Resources
Featured articles - Does Constant Change Equal Constant Risk in Your Enterprise?
November 2008
Constant change means constant risk to the enterprise architecture unless it's planned and governed correctly.
IT planning takes place in a rapidly changing business environment and involves an overwhelming volume of data -- hundreds of applications and many thousands of artifacts in multiple locations. Complex interdependencies between distributed specialists, critical business processes, IT support services and the underlying technical infrastructure can be significantly disrupted by isolated actions and incidents.
Constant change -- organizational, technology (e.g. SOA, cloud computing), processes - means that the IT landscape and interrelationships between business, information and technical architecture layers are undergoing constant transformation. Without centralized planning, things can quickly go very wrong putting the enterprise under unnecessary and sometimes unlawful risk.
To make matters worse, many organizations struggle to meet the IT planning challenge with Microsoft Office tools. Subject matter experts own fragments of technical information while organizational and functional data is maintained in ad hoc databases that lack the GUI and visualization tools needed to show relationships between data classes (business, technical and financial information). An EA (Enterprise Architecture) inventory that provides a one-world and up-to-date view about the constantly changing current, future and planned landscape for all stakeholders involved in the planning process significantly mitigates the risk of ill-informed decision-making.
This article examines three situations in which organizations may be at particularly high risk:
- During the project approval process
- When dealing with regulatory compliance
- During mergers and acquisitions.
A section follows each scenario EA best practices on how to mitigate risk during those times.
Scenario One Risk: Project Approval Process
The typical project approval process is fraught with risks. Here are some common mistakes that increase these risks:
- The lack of correct process in place leads to projects that are approved with no certainty over the financial costs of the project.
- Not having the right architectural governance within the organization increases the risk of project failure.
- The lack of transparency and due process in selecting project portfolios means that decisions are sometimes made based on whether a project is favored rather than whether it is business critical.
Given these risks, it is crucial that organizations find a means to prevent them. This requires architecture health and risk checks and setting milestones at which the project receives a "go" or "no go." Processes should be put into place to ensure that a project business plan is completed and is comparable. All stakeholders should be involved in the process and the individuals with approval power should be mandated to carry out due diligence. Such due diligence should be transparent to others so that it is clear why a solution was chosen over another.
Best practices in other industries, such as manufacturing, demonstrate that a key success factor is transparency and comparability of the information from suppliers and partners. In IT this implies comparability not just in terms of deliverables and business benefits but also in terms of its architectural fit with the existing IT landscape. A centralized planning system allows for competing solutions to be proposed and cross-compared on level playing terms in terms of criteria such as their architectural risk and standards compliance.

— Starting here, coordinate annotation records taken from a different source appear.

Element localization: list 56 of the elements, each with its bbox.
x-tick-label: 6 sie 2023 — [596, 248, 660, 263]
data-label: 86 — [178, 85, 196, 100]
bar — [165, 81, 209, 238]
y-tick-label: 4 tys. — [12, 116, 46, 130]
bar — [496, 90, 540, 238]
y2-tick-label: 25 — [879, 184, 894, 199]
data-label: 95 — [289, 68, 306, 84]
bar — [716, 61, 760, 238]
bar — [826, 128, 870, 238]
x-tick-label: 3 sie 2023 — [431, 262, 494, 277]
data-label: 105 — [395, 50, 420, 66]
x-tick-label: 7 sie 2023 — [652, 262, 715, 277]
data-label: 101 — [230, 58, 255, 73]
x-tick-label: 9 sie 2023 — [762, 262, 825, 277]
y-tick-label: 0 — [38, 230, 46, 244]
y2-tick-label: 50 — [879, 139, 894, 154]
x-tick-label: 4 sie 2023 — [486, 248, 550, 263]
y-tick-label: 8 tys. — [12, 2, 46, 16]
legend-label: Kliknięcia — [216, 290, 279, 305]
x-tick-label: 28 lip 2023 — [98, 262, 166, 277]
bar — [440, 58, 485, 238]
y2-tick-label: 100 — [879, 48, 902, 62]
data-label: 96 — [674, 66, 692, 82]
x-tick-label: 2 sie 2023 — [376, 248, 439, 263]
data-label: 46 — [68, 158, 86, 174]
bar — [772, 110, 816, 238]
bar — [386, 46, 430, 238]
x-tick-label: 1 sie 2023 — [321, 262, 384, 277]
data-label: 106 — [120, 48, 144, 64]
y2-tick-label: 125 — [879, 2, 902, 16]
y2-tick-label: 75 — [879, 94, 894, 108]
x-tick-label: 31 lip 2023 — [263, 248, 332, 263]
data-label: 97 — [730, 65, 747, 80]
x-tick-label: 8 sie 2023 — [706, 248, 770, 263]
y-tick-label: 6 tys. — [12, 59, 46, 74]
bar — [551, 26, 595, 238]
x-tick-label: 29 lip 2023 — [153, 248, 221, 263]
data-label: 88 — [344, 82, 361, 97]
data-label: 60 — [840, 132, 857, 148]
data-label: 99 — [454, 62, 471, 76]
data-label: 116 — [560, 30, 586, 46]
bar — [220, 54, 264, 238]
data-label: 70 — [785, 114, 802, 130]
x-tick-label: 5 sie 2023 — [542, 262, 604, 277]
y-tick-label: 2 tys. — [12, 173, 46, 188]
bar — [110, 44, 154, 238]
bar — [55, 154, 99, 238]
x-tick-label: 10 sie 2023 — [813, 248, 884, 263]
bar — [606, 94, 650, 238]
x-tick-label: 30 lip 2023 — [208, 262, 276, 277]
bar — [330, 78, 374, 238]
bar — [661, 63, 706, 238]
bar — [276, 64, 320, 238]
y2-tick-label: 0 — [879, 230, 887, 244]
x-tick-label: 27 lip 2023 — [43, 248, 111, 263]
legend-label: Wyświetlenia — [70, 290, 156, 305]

The biggest issue during project approval processes is that individuals typically underestimate time, costs and effort. Often times, they don't look at the impact a new project has on other existing or planned IT implementations. For example, a new solution being reviewed might use a technology that your organization plans to take out of lifecycle in two years. Is that acceptable? Or another project might include technology that conflicts with your existing data warehousing strategy. If so, you might not be able to analyze that information or it could cost a good deal more money to do so. In fact, the biggest cost incurred is often when project managers have to pay for the development and maintenance of interfaces required for disparate systems to communicate with one another.
By documenting portfolio decisions and the decision process behind them, organizations can better determine which approved projects are priorities in an organization's business strategy. This avoids pet projects getting forced through because sponsors must defend decisions in a logical manner.
An example of a company that has a good handle on projects is a well-known financial services firm. Its CIO Office oversees project costs, architecture conformity, IT security and business case and relevance. Since initiating its enterprise architecture management program, if these factors aren't up to standard, projects don't proceed. One of its priorities has been to reduce the number of interfaces between applications and so it has standardized on certain applications. As a result, it has cut costs and implementation time sharply.
Scenario Two Risk: Compliance with Regulations
A number of compliance issues such as Sarbanes-Oxley (SOX), Information Technology Infrastructure Library (ITIL) and International Organization for Standardization (ISO) have created havoc within organizations. They've created risks such as the following:
- There is a risk that auditors may not sign-off on compliance and processes that are not repeatable. This results in high cost to mitigate the risk and to get an auditor to sign-off.
- In addition, the annual extra effort and stress de-motivates and burns-out staff and incurs high over-time costs.